The definition of “science or art” at times became a contentious issue when USCIS reviewed this Schedule A, Group II category more narrowly than the DOL regulations, which broadly define science or art as “any field of knowledge or skill with respect to which colleges and universities commonly offer specialized courses leading to a degree in the knowledge or skill.” USCIS now references this regulatory definition of “science or art” to maintain uniformity with the DOL’s regulations.
DOL Publishes Farmworker Protection Final Rule to Strengthen Worker Protection for H2A Temporary Agricultural Workers
On April 29, 2024, the DOL published a final rule titled “Improving Protections for Workers in Temporary Agricultural Employment in the United States.” The initial Notice of Proposed Rulemaking was issued in September 2023, followed by a 60-day public comment period. The published final rule will take effect on June 28, 2024.
The H-2A Temporary Agricultural Workers program allows U.S. employers or U.S. agents to bring foreign nationals to the United States from a list of designated countries to fill temporary agricultural jobs when the DOL determines there is a lack of able, willing, and qualified U.S. workers. The final rule aims to strengthen protections for H-2A temporary agricultural workers and to prevent abuse of these workers.
Some notable changes include:
- New protections for worker self-advocacy: The final rule improves workers’ ability to engage in advocacy regarding their working conditions by expanding the range of activities protected by anti-retaliation provisions.
- “For cause” termination clarification: The final rule clarifies that an employer can terminate a worker for cause when the worker either fails to comply with employer policies or fails to perform job duties satisfactorily after, in most cases, the transparent application of a system of progressive discipline.
- Increasing transparency of foreign labor recruitment: The final rule imposes new disclosure requirements including a copy of all agreements with any agent or recruiter they engage or plan to engage, the name and location of any person or entity working for the recruiter who will solicit prospective H-2A workers and name, location, and contact information of the workplace’s owners, operators and managers.
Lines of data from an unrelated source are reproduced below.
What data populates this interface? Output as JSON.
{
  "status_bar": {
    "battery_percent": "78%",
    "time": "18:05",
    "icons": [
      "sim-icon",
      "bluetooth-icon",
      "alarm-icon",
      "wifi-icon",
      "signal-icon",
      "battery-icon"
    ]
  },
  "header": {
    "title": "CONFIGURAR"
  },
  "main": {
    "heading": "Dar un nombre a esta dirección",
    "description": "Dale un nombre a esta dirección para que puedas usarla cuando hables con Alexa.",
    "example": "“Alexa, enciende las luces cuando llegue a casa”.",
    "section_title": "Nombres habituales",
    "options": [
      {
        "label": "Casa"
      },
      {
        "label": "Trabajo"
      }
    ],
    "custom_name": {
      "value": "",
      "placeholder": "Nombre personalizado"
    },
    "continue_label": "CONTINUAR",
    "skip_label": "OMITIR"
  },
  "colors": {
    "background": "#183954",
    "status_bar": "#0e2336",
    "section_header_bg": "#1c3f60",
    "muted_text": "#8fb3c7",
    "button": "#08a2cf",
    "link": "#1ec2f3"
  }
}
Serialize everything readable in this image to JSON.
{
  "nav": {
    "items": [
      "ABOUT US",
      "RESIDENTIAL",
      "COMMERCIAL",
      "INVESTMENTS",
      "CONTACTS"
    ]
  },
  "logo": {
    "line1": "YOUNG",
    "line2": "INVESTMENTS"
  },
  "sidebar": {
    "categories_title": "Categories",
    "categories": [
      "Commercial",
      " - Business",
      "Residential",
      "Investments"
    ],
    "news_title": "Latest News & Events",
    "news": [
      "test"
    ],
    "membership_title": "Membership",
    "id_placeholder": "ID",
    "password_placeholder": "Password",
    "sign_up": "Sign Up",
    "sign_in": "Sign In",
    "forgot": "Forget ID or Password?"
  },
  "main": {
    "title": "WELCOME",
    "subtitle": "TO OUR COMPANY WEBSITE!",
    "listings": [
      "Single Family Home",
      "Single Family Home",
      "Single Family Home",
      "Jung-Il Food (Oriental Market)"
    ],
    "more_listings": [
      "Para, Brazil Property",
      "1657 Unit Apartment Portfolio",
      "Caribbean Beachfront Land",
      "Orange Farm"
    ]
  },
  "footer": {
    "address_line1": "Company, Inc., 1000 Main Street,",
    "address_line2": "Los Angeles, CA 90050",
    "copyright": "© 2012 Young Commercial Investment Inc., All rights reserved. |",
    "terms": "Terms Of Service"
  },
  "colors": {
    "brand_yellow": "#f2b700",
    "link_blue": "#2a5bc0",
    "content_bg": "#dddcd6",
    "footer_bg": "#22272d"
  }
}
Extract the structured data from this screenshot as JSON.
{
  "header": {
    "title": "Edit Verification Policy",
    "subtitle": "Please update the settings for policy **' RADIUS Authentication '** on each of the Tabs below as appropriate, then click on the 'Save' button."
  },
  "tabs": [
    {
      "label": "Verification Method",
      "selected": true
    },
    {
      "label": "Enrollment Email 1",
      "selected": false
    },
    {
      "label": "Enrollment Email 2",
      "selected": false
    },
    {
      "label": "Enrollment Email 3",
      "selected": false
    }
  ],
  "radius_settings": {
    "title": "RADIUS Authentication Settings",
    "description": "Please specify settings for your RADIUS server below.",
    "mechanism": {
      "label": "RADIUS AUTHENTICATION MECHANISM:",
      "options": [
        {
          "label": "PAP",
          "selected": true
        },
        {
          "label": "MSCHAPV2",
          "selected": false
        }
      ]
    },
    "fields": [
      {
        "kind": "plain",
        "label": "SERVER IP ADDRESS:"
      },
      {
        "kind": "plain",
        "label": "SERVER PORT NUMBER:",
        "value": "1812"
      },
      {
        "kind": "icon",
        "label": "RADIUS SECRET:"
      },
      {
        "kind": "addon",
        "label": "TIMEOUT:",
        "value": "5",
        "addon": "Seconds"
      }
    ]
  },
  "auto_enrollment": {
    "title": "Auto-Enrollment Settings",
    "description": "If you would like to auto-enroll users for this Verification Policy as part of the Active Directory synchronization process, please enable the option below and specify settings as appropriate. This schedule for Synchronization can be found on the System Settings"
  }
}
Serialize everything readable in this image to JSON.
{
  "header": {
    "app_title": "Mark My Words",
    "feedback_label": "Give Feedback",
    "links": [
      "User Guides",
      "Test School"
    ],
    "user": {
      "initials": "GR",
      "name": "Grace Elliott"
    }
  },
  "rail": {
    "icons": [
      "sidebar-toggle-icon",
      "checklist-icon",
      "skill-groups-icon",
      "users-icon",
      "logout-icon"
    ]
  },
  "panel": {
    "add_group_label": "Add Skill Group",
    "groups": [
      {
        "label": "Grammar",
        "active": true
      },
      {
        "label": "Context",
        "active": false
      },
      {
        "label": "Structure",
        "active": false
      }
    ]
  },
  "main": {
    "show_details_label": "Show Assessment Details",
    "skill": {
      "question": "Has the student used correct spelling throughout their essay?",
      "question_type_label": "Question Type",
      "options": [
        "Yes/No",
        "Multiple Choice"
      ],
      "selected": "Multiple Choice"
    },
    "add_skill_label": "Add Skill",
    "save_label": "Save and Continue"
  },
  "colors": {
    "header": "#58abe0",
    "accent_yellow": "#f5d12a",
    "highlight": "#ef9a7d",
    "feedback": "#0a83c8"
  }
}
This measure aims to improve transparency around foreign worker recruitment.
- Timely wage changes for H-2A workers: The final rule designates the effective date of updated adverse effect wage rates as of the date of publication in the Federal Register.
- Improving transportation safety: The final rule includes a seat belt requirement to reduce the hazards associated with the transportation of farmworkers.
- Preventing labor exploitation and human trafficking: The final rule clarifies that employers are prohibited from holding or confiscating a worker’s passport, visa, or other identification documents.
- Employer accountability: The final rule updates procedures for discontinuing employment services for employers that have failed to meet the DOL’s requirements and also streamlines the procedures for applying debarment to a successor who carries forward a debarred company.